Let p be a polynomial. Show that the roots of p' are real if the roots of p are real.

Homework Equations

The Attempt at a Solution

So we start with a root of p', call it r. We want to show that r is real. Judging by the condition given, I am assuming that we have to relate this root of p' to a root of p so that we can be guaranteed r is real. I am pretty stuck on this one. I've tried to see how Taylor's theorem could help here (since this is an exercise from the section where Taylor's theorem is introduced), but no such luck. Maybe some application of l'Hopital's, since this relates a function to it's derivative? I've tried this but have come up blank. Any words of wisdom would be seriously appreciated!

 

[voko]

If all the roots are real, how many minima and maxima will the polynomial have?

 

[tylerc1991]

If all the roots are real, how many minima and maxima will the polynomial have?

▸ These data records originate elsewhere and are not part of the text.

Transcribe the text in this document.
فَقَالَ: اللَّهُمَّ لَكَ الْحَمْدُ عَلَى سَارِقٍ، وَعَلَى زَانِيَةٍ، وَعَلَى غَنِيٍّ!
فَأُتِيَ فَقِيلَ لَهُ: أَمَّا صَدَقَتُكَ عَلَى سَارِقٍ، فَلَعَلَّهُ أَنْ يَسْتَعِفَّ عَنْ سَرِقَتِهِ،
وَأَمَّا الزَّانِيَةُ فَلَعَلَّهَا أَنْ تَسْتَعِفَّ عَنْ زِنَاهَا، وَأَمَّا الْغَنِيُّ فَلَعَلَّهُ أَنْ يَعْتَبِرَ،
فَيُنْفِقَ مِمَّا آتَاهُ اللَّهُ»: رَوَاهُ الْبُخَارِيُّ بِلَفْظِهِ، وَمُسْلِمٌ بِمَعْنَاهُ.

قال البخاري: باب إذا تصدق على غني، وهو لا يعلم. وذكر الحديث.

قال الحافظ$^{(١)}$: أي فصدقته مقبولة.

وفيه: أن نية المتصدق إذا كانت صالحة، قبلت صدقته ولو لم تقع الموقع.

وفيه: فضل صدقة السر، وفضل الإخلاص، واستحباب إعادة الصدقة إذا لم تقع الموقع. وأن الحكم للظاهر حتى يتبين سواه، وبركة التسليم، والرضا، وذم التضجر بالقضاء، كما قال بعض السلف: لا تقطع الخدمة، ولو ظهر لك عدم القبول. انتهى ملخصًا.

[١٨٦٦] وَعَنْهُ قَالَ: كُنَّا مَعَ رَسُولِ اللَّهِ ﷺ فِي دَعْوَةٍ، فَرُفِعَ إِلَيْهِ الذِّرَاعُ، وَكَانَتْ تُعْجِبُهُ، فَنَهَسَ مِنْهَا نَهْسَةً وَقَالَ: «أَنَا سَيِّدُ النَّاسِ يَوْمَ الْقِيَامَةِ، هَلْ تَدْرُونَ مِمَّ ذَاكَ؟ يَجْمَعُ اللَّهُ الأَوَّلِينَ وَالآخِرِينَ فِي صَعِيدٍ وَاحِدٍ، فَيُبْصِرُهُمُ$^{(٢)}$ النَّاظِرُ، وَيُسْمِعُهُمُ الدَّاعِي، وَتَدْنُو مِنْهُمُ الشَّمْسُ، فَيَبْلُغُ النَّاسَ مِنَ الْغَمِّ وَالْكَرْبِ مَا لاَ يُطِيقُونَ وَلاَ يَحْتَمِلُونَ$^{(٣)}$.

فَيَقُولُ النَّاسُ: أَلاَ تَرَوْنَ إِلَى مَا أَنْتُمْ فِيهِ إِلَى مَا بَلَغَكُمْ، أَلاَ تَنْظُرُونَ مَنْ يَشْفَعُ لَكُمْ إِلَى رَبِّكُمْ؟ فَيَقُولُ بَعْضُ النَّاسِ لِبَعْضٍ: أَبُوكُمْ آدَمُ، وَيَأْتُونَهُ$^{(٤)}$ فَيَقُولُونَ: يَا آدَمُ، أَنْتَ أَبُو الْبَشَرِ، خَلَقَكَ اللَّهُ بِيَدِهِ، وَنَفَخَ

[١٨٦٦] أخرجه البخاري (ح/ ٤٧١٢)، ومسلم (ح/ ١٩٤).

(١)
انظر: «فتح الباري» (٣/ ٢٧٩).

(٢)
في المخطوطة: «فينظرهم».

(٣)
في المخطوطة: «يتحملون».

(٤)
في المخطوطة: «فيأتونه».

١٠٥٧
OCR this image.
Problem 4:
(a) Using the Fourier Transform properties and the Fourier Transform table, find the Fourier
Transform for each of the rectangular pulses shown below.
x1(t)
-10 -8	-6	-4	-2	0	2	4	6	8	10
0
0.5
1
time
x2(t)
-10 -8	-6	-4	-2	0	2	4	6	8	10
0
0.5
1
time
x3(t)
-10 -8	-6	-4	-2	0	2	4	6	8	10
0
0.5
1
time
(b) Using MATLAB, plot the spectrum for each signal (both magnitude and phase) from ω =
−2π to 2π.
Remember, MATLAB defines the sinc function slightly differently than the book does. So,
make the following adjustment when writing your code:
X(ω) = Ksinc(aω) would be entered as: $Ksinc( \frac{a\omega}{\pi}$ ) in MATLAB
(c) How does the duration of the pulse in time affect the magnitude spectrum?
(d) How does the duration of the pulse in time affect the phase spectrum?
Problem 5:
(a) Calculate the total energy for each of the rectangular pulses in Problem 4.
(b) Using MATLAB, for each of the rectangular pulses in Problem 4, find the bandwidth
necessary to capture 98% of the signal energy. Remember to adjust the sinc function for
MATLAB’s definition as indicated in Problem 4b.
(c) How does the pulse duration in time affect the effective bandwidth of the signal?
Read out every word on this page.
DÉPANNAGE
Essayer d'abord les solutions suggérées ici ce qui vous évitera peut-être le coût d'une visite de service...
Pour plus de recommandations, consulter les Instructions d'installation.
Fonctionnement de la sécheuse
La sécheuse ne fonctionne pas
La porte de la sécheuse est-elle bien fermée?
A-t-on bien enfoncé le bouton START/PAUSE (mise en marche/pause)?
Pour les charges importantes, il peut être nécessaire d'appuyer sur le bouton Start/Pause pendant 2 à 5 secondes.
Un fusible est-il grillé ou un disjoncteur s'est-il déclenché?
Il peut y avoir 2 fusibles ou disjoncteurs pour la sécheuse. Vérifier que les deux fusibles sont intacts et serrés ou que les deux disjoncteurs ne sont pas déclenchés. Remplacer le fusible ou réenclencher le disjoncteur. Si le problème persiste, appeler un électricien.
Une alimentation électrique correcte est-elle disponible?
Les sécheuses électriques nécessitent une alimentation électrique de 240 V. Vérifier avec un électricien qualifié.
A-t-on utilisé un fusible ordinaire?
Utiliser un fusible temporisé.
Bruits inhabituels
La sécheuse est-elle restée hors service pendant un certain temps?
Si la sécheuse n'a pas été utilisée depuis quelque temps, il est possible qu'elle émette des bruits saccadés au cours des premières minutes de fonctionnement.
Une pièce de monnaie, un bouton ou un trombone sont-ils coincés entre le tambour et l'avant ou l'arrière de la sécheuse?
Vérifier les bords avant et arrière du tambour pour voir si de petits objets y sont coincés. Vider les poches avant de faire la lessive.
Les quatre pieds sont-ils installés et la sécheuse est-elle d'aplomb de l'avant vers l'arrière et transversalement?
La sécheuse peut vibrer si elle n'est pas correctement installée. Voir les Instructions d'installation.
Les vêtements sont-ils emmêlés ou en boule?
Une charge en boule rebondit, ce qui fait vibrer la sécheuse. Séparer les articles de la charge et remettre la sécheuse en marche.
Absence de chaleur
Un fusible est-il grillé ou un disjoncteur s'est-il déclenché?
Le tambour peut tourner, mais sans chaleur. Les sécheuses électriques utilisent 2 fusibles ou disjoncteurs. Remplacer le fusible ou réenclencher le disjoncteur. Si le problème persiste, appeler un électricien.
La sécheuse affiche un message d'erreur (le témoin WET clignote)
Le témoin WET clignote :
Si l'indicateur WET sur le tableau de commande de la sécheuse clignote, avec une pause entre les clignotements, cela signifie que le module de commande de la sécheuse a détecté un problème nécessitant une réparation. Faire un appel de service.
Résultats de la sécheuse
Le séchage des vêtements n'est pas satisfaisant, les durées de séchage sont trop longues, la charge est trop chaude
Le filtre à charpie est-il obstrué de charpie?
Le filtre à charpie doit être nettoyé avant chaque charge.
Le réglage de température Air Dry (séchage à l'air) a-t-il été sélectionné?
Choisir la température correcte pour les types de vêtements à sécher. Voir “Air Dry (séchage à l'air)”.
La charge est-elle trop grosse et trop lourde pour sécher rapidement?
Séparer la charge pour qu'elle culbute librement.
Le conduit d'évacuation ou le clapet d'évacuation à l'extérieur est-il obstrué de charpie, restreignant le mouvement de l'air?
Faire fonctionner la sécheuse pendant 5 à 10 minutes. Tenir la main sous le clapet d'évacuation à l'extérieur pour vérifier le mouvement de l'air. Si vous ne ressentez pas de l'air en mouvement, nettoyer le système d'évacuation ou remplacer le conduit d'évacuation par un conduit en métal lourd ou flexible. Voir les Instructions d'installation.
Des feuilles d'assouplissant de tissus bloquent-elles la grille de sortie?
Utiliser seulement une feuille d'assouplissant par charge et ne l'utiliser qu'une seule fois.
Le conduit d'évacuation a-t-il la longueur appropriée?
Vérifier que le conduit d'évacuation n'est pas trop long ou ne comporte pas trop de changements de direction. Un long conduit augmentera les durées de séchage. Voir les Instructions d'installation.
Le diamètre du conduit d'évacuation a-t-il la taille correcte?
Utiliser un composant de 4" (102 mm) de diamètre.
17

If all the roots are real, then the number of minima and maxima depend on the multiplicity of the roots. After thinking about a couple of examples, I'll try to generalize here. I'm not 100% sure this is right.

If all the roots of a polynomial of degree n are real, then there are either n-1 maxima / minima, or just 1 maximum / minimum.

With that, say we have a polynomial p of degree n. Then p' is a polynomial of degree n-1. From the fundamental theorem of algebra, there are n roots of p counted with multiplicity. By assumption, all of these n roots are real. From above (excluding the case of just 1 maximum / minimum), there are n-1 maxima / minima of p. So there are n-1 points at which p' vanishes, which means none of the roots of p' can be complex.

I think that is sort of the idea you were shooting for? There are 2 things now. First, the case of where there is only one maximum / minimum is worrysome. Second, it seems like the problem has now transformed into: Show that there are n-1 maxima / minima of a polynomial of degree n (excluding those special cases).

 

[voko]

If any root has multiplicity > 1, then will the derivative have the same root? What multiplicity? And between two adjacent roots, there is one extremum.

 

[tylerc1991]

If any root has multiplicity > 1, then will the derivative have the same root? What multiplicity? And between two adjacent roots, there is one extremum.

If some root A has multiplicity m > 1, then A will be a root of p' with multiplicity m - 1. Also, I understand that between two simple roots is a root of p'. Now it becomes about counting how many roots p' has. We know that p has n roots by the FTA, and by assumption these are all real. Say there are s simple roots and m roots with multiplicity > 1, so that s + m = n. From above, this means that there are s-1 roots of p'. Also, there are m roots of p'. So s-1+m = n-1, and we are done.

Of course when I write it I will be more formal, but does this sound right? I con't see anything horribly wrong. Thank you so much for your help!

 

[voko]

If some root A has multiplicity m > 1, then A will be a root of p' with multiplicity m - 1. Also, I understand that between two simple roots is a root of p'.

Between ANY two distinct roots is at least one extremum. So you need to order by value. If the smallest root r₁ has multiplicity m₁, the next smallest root r₂ multiplicity m₂, then the derivative will have at least multiplicity m₁ - 1 at r₁ and at least multiplicity m₂ - 1 at r₂, and at least one root in between, so all together m₁ - 1 + 1 + m₂ - 1 = m₁ + m₂ - 1. And so on.